Le Milan masqué sauve les meubles à Bologne avec le « douzième » homme
Le Milan masqué sauve les meubles à Bologne avec le « douzième » homme. Le douzième homme, pas dans le sens de deuxième gardien, mais d’un titulaire supplémentaire, comme Tommaso Pobega est considéré par Stefano Pioli : « Pour moi, chaque joueur des vingt est un titulaire et pas une doublure. Aujourd’hui, il a très bien joué ». Le milieu de terrain n’a pas seulement été le point de référence d’une équipe changée pour dix onze, à l’exception de Maignan dans les buts, mais il a également marqué le but de l’1-1 d’un superbe tir du pied gauche depuis la limite. Un but qui est survenu après l’avantage des rouges et bleus avec Sansone après seulement 33 secondes, une action en contre-attaque et un but qui semblait prophétique d’un résultat négatif pour une équipe trop bouleversée en vue du quart de finale retour de la Ligue des champions, mardi à Naples. Au lieu de cela, le Milan a su se reprendre avec « qualité et volonté de gagner – souligne Pioli en fin de match-. Mais une fois de plus, nous avons mal abordé le match, avec Naples nous nous sommes sauvés en Ligue des champions après quelques secondes, pas ici. Certaines négligences sont graves ».

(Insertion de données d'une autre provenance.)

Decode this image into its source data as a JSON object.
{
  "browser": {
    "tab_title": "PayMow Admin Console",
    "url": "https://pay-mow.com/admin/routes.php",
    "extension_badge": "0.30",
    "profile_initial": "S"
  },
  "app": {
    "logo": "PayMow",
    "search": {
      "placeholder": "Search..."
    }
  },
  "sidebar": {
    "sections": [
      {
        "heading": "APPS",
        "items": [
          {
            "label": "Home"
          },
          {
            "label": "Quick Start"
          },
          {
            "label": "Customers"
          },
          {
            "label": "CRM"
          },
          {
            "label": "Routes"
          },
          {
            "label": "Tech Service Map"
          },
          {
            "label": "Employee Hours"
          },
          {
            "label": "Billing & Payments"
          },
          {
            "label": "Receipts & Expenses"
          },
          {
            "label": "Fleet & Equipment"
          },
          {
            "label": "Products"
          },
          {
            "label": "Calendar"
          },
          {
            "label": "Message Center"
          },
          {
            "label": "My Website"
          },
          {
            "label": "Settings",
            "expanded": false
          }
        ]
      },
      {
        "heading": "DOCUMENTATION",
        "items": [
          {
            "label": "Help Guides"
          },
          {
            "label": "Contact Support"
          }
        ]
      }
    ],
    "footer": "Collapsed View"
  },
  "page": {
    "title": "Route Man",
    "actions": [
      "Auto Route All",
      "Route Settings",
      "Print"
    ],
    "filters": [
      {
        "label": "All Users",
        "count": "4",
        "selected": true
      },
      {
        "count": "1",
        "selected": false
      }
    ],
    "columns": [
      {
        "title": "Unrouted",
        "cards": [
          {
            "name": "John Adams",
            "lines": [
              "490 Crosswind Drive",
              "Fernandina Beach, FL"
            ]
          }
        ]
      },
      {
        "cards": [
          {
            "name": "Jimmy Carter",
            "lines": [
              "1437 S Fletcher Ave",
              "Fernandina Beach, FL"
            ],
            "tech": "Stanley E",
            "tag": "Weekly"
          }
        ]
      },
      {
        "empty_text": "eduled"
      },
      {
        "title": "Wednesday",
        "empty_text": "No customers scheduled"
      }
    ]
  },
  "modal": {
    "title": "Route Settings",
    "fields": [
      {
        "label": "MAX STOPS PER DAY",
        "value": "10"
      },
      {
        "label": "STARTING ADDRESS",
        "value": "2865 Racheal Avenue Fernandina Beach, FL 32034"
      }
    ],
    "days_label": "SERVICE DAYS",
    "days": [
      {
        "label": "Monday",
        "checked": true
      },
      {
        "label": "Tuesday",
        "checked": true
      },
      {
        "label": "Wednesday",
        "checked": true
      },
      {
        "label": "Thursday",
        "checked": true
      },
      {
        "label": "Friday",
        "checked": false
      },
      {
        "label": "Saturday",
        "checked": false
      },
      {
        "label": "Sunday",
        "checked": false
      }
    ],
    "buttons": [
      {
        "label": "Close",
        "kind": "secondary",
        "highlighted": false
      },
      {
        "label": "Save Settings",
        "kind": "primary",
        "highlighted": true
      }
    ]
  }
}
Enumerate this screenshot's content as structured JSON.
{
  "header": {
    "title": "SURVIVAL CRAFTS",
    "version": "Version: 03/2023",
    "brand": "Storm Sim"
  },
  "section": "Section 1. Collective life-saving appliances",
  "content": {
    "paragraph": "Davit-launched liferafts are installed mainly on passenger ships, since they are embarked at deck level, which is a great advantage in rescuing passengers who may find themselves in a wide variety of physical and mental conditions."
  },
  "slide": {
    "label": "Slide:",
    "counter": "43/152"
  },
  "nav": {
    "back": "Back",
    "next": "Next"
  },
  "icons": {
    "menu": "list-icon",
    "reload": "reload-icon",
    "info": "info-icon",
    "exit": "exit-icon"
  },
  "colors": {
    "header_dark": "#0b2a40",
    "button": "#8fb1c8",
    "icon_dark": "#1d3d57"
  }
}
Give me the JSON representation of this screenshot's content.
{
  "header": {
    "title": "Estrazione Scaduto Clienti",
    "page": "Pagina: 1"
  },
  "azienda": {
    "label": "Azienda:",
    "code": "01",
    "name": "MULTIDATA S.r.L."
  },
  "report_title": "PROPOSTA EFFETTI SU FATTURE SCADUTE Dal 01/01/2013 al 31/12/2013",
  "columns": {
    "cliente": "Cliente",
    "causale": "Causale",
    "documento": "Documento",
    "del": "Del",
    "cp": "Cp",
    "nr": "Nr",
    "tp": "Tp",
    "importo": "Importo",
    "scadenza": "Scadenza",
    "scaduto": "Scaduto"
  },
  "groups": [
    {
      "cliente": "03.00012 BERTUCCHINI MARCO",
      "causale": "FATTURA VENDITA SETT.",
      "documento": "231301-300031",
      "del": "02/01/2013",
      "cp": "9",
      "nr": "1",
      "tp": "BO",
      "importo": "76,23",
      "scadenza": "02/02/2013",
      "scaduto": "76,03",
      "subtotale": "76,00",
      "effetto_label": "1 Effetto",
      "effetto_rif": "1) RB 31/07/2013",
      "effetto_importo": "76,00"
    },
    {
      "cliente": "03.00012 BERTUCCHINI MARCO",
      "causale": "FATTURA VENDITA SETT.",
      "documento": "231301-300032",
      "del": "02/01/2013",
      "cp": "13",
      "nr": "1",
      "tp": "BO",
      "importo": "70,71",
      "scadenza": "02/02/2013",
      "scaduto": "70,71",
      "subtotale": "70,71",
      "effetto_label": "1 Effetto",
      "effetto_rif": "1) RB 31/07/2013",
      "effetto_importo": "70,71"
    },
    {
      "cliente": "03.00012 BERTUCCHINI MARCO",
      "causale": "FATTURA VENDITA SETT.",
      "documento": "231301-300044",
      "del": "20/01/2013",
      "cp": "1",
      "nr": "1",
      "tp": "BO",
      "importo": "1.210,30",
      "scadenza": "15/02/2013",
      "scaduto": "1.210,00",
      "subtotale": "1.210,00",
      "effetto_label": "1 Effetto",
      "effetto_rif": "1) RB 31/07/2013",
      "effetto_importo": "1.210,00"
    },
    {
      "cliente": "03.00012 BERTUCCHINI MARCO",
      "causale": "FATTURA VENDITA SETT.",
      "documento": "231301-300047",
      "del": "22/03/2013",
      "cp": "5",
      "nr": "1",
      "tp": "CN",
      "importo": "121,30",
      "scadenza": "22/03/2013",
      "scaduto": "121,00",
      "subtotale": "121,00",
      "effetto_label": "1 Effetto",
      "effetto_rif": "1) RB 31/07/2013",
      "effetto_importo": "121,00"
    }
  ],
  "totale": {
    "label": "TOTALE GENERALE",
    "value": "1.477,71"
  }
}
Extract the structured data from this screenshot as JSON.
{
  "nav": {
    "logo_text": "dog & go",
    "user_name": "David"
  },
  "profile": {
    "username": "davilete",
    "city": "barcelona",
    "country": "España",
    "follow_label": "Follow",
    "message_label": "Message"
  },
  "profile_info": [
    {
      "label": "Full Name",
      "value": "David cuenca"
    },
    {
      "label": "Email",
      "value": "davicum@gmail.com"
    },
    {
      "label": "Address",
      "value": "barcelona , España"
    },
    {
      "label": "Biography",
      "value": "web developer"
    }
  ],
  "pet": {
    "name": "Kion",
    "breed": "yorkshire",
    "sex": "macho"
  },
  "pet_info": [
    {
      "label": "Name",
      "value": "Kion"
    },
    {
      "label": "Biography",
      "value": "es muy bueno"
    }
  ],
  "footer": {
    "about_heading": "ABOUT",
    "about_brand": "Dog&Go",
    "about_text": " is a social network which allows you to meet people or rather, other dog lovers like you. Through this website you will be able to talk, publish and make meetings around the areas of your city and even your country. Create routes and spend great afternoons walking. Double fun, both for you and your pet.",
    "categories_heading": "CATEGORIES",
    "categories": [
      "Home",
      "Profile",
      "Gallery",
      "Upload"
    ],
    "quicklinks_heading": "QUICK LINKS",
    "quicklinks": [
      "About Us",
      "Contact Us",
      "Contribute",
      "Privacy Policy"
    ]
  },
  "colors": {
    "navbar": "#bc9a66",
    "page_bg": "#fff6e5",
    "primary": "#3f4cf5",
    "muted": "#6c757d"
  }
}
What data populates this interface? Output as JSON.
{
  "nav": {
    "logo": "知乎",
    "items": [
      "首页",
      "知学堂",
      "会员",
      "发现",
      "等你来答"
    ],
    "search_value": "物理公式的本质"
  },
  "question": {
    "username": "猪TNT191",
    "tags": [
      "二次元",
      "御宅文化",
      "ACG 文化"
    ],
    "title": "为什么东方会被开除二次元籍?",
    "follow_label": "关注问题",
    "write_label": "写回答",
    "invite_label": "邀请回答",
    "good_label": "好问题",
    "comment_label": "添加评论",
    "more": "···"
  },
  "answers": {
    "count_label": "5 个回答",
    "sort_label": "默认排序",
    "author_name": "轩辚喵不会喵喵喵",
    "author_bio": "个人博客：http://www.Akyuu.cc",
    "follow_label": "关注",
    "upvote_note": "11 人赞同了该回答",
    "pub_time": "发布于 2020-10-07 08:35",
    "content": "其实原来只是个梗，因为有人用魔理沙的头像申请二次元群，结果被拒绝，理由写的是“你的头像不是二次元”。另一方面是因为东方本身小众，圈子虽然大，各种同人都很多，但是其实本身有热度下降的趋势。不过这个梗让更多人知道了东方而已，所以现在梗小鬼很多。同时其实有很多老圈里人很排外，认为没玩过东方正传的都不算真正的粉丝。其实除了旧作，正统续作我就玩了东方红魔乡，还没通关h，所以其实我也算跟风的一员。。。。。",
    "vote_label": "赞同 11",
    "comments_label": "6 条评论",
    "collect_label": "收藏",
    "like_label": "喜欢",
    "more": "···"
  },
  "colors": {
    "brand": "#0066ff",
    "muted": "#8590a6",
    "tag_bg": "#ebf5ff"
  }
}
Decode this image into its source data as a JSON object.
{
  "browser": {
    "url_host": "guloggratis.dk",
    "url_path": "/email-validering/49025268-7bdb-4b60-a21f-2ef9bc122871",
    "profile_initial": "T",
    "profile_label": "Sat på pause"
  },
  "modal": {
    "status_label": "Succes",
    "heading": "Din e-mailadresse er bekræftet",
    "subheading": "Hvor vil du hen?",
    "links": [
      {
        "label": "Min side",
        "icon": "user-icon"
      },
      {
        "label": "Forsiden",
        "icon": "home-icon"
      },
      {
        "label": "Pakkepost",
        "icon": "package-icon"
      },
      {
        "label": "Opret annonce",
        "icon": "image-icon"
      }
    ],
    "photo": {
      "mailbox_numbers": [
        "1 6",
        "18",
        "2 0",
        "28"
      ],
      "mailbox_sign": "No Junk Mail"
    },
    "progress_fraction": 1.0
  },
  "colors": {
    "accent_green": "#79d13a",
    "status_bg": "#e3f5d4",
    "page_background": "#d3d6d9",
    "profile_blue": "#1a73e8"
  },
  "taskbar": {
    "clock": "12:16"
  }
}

La polémique sur l’arbitre Massa et la VAR
Les erreurs de l’arbitrage, Massa sur le terrain et Di Bello à la VAR, ont paru graves au technicien rossonero : « Celui sur Rebic était un tacle de penalty tandis que celui de Lucumi était une faute de main, également de penalty. Les arbitres connaissent le règlement, mais ils n’ont jamais joué au football et le deuxième, compte tenu de la dynamique, était un penalty ». Une position diamétralement opposée est celle de Thiago Motta : « Si celui sur Rebic est un penalty, nous devons changer quelque chose – accuse l’entraîneur de Bologne -. Si celui de Lucumi est une faute de main, je devrai demander aux magasiniers d’ajouter des poches aux shorts des joueurs ».
Pobega et les points perdus par le Milan
Le Milan se sauve et se concentre sur la Ligue des champions à partir de demain. Mais si la compétition européenne doit être défendue à partir du 1-0 de San Siro, celle en Italie risque de s’embrouiller. Les rossoneri, après la Fiorentina, Salernitana, l’Udinese et Empoli, ont encore du mal contre une équipe qui ne fait pas partie des grandes de la Serie A. Des victoires manquées qui deviennent de plus en plus lourdes, dans une situation de plus en plus embrouillée, comme le souligne à juste titre Pobega lui-même : « Nous perdons des points match après match ».